As CNBC reported, the Gulf states' defensive stance "won't last forever," with growing pressure from both domestic populations and international partners to respond [23]. The question is whether that response takes a military form or channels through economic and diplomatic pressure on Washington to negotiate an end to the conflict.

Iran's Strategic Calculus

From Tehran's perspective, attacking Gulf energy infrastructure serves several interlocking objectives, according to Matthew Powell, a military strategy expert writing in The Conversation [22].

First, the strikes aim to demonstrate capability to both international and domestic audiences. With the regime's top leadership killed and its conventional military outmatched by US-Israeli firepower, Iran's ability to project force through asymmetric means—drones, mines, and missile strikes on soft targets—serves as proof of continued relevance and resistance [22].

Second, Iran seeks to create economic pain that pressures Gulf states into lobbying Washington to end the war. Gulf nations depend heavily on hydrocarbon exports: Qatar's energy sector generated 83% of government revenues in 2023, making infrastructure damage an existential economic threat [22].

Third, soaring global energy prices create political pressure on the Trump administration. US gasoline prices had risen to an average of $3.60 per gallon—the highest since Russia's 2022 invasion of Ukraine—creating potential headwinds ahead of November 2026 midterm elections [22].

The risks of this strategy are substantial.

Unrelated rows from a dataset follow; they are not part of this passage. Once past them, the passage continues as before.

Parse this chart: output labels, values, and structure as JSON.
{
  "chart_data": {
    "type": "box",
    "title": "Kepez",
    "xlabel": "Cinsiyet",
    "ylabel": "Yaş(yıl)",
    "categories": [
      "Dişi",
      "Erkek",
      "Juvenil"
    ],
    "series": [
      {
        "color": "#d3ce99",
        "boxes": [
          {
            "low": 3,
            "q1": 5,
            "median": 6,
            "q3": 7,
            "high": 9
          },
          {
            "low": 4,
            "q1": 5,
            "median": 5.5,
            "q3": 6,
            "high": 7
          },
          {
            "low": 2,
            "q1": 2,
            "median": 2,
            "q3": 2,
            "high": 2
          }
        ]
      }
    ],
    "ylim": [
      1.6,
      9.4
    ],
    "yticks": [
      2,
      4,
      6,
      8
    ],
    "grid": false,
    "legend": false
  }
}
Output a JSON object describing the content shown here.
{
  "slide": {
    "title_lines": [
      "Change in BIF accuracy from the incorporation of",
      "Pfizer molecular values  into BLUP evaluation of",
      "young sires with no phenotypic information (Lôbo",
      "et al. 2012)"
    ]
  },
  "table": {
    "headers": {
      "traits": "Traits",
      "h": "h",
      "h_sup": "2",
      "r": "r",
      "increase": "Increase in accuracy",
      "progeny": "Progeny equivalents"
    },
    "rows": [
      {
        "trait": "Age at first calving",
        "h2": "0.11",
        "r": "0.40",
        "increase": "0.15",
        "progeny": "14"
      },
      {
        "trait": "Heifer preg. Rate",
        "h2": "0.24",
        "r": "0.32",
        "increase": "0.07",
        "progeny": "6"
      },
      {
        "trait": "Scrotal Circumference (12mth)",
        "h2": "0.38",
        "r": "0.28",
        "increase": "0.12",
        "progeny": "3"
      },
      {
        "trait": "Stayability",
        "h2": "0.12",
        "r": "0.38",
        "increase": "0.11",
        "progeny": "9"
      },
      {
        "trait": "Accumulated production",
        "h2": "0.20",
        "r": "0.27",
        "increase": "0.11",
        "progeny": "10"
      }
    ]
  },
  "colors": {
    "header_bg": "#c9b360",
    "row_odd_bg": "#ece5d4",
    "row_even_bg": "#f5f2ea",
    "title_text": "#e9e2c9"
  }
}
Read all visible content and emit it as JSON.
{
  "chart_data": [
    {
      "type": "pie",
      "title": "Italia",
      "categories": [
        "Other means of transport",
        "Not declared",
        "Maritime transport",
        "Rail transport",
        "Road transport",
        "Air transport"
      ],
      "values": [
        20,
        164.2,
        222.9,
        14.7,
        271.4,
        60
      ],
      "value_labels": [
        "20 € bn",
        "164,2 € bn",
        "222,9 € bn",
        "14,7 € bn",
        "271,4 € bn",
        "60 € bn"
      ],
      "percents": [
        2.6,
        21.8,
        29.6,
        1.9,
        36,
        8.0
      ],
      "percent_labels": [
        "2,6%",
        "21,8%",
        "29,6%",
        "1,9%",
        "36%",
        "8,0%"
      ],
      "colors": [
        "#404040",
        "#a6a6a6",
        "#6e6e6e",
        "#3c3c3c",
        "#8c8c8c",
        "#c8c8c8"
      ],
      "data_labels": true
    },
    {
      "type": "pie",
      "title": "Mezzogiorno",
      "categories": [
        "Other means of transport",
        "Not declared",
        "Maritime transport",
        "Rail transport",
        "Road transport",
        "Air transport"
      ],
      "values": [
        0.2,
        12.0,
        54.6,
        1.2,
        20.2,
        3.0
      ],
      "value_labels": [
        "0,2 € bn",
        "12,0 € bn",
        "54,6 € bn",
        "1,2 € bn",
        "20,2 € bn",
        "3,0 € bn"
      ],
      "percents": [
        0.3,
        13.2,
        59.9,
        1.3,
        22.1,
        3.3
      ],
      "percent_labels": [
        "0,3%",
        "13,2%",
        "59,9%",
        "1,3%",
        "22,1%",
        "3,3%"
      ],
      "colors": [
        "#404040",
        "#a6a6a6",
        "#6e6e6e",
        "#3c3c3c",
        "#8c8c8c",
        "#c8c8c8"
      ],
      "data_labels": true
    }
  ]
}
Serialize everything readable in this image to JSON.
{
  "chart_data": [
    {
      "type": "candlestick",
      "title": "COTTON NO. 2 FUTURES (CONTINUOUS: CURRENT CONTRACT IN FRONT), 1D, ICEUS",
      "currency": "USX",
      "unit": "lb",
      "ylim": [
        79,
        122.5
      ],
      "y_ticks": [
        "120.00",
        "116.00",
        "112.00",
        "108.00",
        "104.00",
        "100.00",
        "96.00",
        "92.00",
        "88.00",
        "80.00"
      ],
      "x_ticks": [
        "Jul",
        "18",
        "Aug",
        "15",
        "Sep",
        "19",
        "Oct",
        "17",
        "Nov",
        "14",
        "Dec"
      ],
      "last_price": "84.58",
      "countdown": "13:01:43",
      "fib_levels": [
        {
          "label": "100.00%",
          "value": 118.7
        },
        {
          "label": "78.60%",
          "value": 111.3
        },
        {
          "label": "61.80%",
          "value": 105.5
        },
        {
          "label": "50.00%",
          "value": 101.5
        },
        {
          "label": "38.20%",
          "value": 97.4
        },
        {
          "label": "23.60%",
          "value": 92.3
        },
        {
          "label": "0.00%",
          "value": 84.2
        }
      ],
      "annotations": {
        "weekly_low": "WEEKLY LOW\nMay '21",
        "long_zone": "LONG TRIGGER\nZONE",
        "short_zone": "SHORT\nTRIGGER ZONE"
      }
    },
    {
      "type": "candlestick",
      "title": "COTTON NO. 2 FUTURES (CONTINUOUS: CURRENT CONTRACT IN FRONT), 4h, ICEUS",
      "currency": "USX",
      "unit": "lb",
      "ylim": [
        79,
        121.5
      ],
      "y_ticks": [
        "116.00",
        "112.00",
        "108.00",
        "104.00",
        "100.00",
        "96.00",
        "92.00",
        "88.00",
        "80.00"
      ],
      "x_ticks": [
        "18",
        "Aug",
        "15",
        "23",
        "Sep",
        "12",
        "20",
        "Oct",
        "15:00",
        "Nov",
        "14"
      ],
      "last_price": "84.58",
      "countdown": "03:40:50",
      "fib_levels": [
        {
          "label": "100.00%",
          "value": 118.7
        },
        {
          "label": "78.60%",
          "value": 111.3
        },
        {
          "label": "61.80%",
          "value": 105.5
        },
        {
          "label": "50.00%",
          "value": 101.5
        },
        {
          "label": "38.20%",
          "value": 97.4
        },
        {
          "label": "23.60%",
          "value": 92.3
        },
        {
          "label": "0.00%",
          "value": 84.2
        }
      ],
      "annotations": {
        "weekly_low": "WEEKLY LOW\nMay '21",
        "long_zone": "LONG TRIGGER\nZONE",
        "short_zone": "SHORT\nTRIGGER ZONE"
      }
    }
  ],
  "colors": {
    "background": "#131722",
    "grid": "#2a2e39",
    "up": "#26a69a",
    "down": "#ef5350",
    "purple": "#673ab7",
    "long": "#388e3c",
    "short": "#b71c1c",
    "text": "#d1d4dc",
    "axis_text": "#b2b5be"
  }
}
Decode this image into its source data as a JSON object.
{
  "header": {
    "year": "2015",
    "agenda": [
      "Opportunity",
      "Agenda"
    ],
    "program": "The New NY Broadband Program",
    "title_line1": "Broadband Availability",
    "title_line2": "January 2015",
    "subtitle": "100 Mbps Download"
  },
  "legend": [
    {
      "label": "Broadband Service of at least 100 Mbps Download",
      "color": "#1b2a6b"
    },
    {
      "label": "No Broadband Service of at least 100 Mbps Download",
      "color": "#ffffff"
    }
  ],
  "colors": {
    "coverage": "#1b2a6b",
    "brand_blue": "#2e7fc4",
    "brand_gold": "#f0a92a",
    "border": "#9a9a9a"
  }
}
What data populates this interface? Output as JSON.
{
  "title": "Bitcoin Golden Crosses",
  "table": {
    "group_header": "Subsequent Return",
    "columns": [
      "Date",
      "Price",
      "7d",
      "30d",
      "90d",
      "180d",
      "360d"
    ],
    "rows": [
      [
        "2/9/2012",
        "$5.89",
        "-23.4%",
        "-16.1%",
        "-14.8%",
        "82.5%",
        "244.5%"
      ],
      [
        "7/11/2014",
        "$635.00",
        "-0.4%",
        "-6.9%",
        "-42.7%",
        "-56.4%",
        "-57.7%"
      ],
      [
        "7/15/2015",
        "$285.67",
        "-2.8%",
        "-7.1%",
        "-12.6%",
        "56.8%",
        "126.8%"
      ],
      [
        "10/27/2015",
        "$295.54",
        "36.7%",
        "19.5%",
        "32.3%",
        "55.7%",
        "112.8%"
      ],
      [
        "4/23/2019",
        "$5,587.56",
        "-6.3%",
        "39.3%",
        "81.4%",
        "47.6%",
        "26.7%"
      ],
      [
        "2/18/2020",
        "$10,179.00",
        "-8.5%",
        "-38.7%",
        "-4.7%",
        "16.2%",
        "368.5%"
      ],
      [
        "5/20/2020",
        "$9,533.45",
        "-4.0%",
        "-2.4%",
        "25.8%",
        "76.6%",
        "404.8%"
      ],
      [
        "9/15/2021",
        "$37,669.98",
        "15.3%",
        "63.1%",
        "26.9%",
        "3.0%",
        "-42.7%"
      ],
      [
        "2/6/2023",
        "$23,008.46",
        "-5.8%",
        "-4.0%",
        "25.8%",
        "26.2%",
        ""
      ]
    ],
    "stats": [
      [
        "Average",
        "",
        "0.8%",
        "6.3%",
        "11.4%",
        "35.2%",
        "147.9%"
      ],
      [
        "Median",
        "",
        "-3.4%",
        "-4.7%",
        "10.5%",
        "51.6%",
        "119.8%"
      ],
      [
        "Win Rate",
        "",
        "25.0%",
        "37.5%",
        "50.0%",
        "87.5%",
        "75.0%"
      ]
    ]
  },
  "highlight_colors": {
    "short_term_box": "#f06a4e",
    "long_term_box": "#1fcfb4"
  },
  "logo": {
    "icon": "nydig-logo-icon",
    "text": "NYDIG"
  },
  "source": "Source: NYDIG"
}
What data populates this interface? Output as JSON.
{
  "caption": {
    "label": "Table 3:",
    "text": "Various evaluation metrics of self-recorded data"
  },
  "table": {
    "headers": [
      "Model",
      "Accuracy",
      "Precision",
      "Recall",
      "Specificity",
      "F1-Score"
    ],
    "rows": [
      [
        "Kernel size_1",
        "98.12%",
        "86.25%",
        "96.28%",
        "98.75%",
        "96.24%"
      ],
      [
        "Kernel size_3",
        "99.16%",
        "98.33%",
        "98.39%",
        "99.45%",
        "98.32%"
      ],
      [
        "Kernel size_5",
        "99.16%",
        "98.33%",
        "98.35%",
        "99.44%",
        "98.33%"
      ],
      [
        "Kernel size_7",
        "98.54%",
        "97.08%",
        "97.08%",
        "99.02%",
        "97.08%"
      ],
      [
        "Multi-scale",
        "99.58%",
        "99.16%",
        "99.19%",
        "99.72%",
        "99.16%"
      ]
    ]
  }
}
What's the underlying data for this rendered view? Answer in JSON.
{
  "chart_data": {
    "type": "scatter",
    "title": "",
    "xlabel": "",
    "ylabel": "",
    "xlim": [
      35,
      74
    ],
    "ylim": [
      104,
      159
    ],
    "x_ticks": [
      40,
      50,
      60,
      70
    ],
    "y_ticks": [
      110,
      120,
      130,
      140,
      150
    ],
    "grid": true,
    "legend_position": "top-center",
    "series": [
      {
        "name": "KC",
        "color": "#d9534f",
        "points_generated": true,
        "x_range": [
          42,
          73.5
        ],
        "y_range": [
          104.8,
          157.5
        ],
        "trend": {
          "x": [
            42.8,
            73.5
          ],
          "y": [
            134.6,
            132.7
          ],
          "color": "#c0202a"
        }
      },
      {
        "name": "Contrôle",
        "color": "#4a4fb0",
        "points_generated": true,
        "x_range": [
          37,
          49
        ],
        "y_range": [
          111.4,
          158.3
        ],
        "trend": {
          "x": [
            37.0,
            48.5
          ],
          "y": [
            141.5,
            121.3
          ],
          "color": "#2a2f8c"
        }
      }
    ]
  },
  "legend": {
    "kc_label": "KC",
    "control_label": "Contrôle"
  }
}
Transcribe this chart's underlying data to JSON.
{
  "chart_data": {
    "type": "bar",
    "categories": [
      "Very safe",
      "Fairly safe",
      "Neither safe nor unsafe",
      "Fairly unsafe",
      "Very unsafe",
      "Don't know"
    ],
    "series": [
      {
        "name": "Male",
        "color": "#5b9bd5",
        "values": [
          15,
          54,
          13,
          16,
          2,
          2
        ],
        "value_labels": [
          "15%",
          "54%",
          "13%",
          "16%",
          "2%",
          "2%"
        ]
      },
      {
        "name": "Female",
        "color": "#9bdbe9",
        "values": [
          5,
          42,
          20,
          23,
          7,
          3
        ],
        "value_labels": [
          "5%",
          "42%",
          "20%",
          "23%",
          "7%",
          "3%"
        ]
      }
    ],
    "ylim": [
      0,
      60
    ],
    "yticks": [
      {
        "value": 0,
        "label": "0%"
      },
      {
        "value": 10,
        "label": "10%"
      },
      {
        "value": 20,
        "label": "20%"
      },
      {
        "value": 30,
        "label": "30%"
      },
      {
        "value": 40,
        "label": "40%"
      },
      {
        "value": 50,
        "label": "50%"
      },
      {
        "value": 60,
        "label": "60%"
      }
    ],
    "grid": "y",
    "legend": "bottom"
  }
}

International condemnation has been broad, and the strikes have undermined years of Iranian diplomatic engagement with Gulf neighbors [25]. But Tehran's calculation appears to be that, having already lost its Supreme Leader and facing sustained aerial bombardment, the regime has little left to lose from escalation—and much to gain if the economic pressure forces a ceasefire [22].

US Military Posture and Response Options

The United States assembled its largest Middle East military force since the 2003 Iraq invasion in the weeks preceding the war. Assets deployed include Carrier Strike Groups 3 and 12, led by the USS Abraham Lincoln and USS Gerald R. Ford, along with F-22 Raptor and F-15E Strike Eagle fighters deployed to bases in Israel and Jordan [24][26]. US naval forces have already engaged Iran's navy, destroying more than 20 Iranian ships in early March [27].

The Pentagon has requested an additional $200 billion for the Iran war and broader defense needs [28]. However, the US military focus has been on striking Iranian military and nuclear targets directly rather than preventing Iranian drone attacks on Gulf infrastructure—a gap that the Mina Al-Ahmadi strikes have exposed.

Israel, for its part, has claimed to be working to reopen the Strait of Hormuz, with Prime Minister Netanyahu asserting that Israeli forces were helping to secure the waterway [3]. The credibility of that claim remains uncertain, given that insurance companies—not navies—ultimately determine whether commercial shipping resumes.

What Comes Next

The immediate question is whether Iran's Gulf campaign intensifies or whether the escalating economic costs create enough pressure to bring parties to the negotiating table. Iran has demonstrated both the will and capability to sustain strikes on Gulf infrastructure over multiple days. The Gulf states have so far absorbed the damage without retaliating, but that restraint is being tested with each successive attack.

The broader 2026 Iran war—now entering its fourth week—shows no signs of a ceasefire. US and Israeli strikes continue on Iranian military and governmental targets, while Iran expands its asymmetric campaign across the Gulf. The Mina Al-Ahmadi refinery, still smoldering as firefighters worked to contain the damage on Friday, stands as a physical testament to the widening costs of a conflict that has drawn in nearly every nation in the region.

For global energy consumers, the arithmetic is unforgiving. Strategic petroleum reserves can buffer prices temporarily, but they cannot replace the 20 million barrels per day that once flowed through the Strait of Hormuz. Until either the strait reopens or the war ends, the world's energy markets remain hostage to the next Iranian drone launch.